Speech Audiometry
Speech audiometry measures how well a listener can detect and understand speech rather than pure tones. It adds a functional dimension to the audiogram by establishing the level at which speech becomes audible (the speech reception or recognition threshold) and how accurately words are identified at a comfortable level (word recognition score), including increasingly under more realistic listening conditions such as background noise.
Definition
Speech audiometry is the measurement of a listener's ability to detect, repeat, or recognize speech material at controlled presentation levels, yielding threshold measures (such as the speech recognition threshold) and suprathreshold word recognition scores.
Scope
This entry covers the speech detection and recognition thresholds, suprathreshold word recognition scoring, the materials used (spondees and phonetically balanced word lists), the rationale for cross-checking pure-tone thresholds, and the move toward speech-in-noise measures. It is a reference description of the methods, not clinical interpretation guidance.
Core questions
- At what level does speech become just audible or just intelligible?
- How accurately are words recognized at a comfortable listening level?
- Does the speech recognition threshold agree with the pure-tone average as a cross-check?
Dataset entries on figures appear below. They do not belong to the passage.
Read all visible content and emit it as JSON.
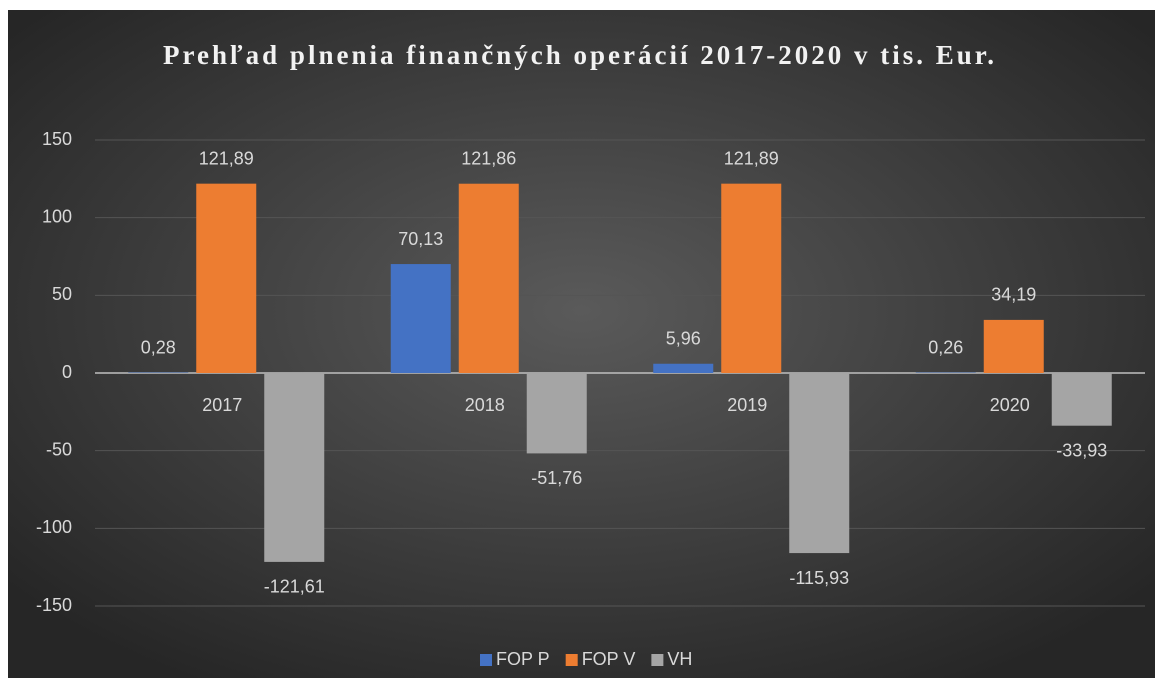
{
  "chart_data": {
    "type": "bar",
    "title": "Prehľad plnenia finančných operácií 2017-2020 v tis. Eur.",
    "categories": [
      "2017",
      "2018",
      "2019",
      "2020"
    ],
    "series": [
      {
        "name": "FOP P",
        "color": "#4472c4",
        "values": [
          0.28,
          70.13,
          5.96,
          0.26
        ],
        "value_labels": [
          "0,28",
          "70,13",
          "5,96",
          "0,26"
        ]
      },
      {
        "name": "FOP V",
        "color": "#ed7d31",
        "values": [
          121.89,
          121.86,
          121.89,
          34.19
        ],
        "value_labels": [
          "121,89",
          "121,86",
          "121,89",
          "34,19"
        ]
      },
      {
        "name": "VH",
        "color": "#a5a5a5",
        "values": [
          -121.61,
          -51.76,
          -115.93,
          -33.93
        ],
        "value_labels": [
          "-121,61",
          "-51,76",
          "-115,93",
          "-33,93"
        ]
      }
    ],
    "ylim": [
      -150,
      150
    ],
    "yticks": [
      -150,
      -100,
      -50,
      0,
      50,
      100,
      150
    ],
    "grid": true,
    "legend": "bottom"
  }
}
- How does adding background noise change recognition relative to quiet?
Key concepts
- Speech detection threshold
- Speech recognition (reception) threshold
- Spondee words
- Phonetically balanced word lists
- Word recognition score
- Performance-intensity function
- Speech-in-noise testing
- Cross-check with pure-tone average
Mechanisms
Threshold measures present speech material, classically two-syllable spondee words with equal stress, at decreasing levels to find the point of audibility or 50 percent recognition; suprathreshold measures present phonetically balanced monosyllabic word lists at a comfortable level to score the percentage correctly identified (Hudgins et al. 1947; Carhart 1951). Plotting recognition against presentation level yields a performance-intensity function whose shape can suggest cochlear versus retrocochlear involvement. The speech recognition threshold is expected to agree closely with the pure-tone average of the threshold at speech frequencies, providing an internal cross-check on the behavioural audiogram (ASHA 1988). Because everyday listening occurs amid competing sound, speech-in-noise paradigms present target speech against a masker to estimate the signal-to-noise ratio needed for a criterion level of understanding.
Clinical relevance
Speech audiometry describes the functional consequence of a hearing loss for understanding language and provides a behavioural cross-check on pure-tone thresholds. It is used to document communication ability and to characterize how recognition changes with level and with noise. This entry explains how the measures are obtained; it is not a basis for individual diagnosis or treatment.
Epidemiology
Difficulty understanding speech, particularly in noise, is one of the most common complaints associated with hearing loss, and speech recognition measures are a standard part of audiological evaluation across the lifespan. Speech-in-noise testing has grown in use because everyday difficulty often exceeds what the pure-tone audiogram alone predicts.
History
Recorded speech tests for clinical use were developed in the 1940s at the Harvard Psycho-Acoustic Laboratory (Hudgins et al. 1947), and Carhart consolidated the basic principles of speech audiometry shortly afterward (Carhart 1951). Standardized spondee and phonetically balanced materials and guidelines for speech threshold measurement followed (ASHA 1988), and attention later shifted toward speech-in-noise measures that better reflect real-world listening.
Key figures
- Raymond Carhart
- Hallowell Davis
- S. S. Stevens
Related topics
Seminal works
- hudgins-1947
- carhart-1951
Frequently asked questions
- What is the difference between a speech detection threshold and a speech recognition threshold?
- The detection threshold is the level at which speech is just audible as sound, while the recognition (reception) threshold is the level at which the listener can correctly repeat about half of the speech material.
- Why test word recognition in addition to thresholds?
- Word recognition scoring at a comfortable level measures how clearly speech is understood, not just whether it is audible, and the pattern across levels can help distinguish cochlear from neural problems.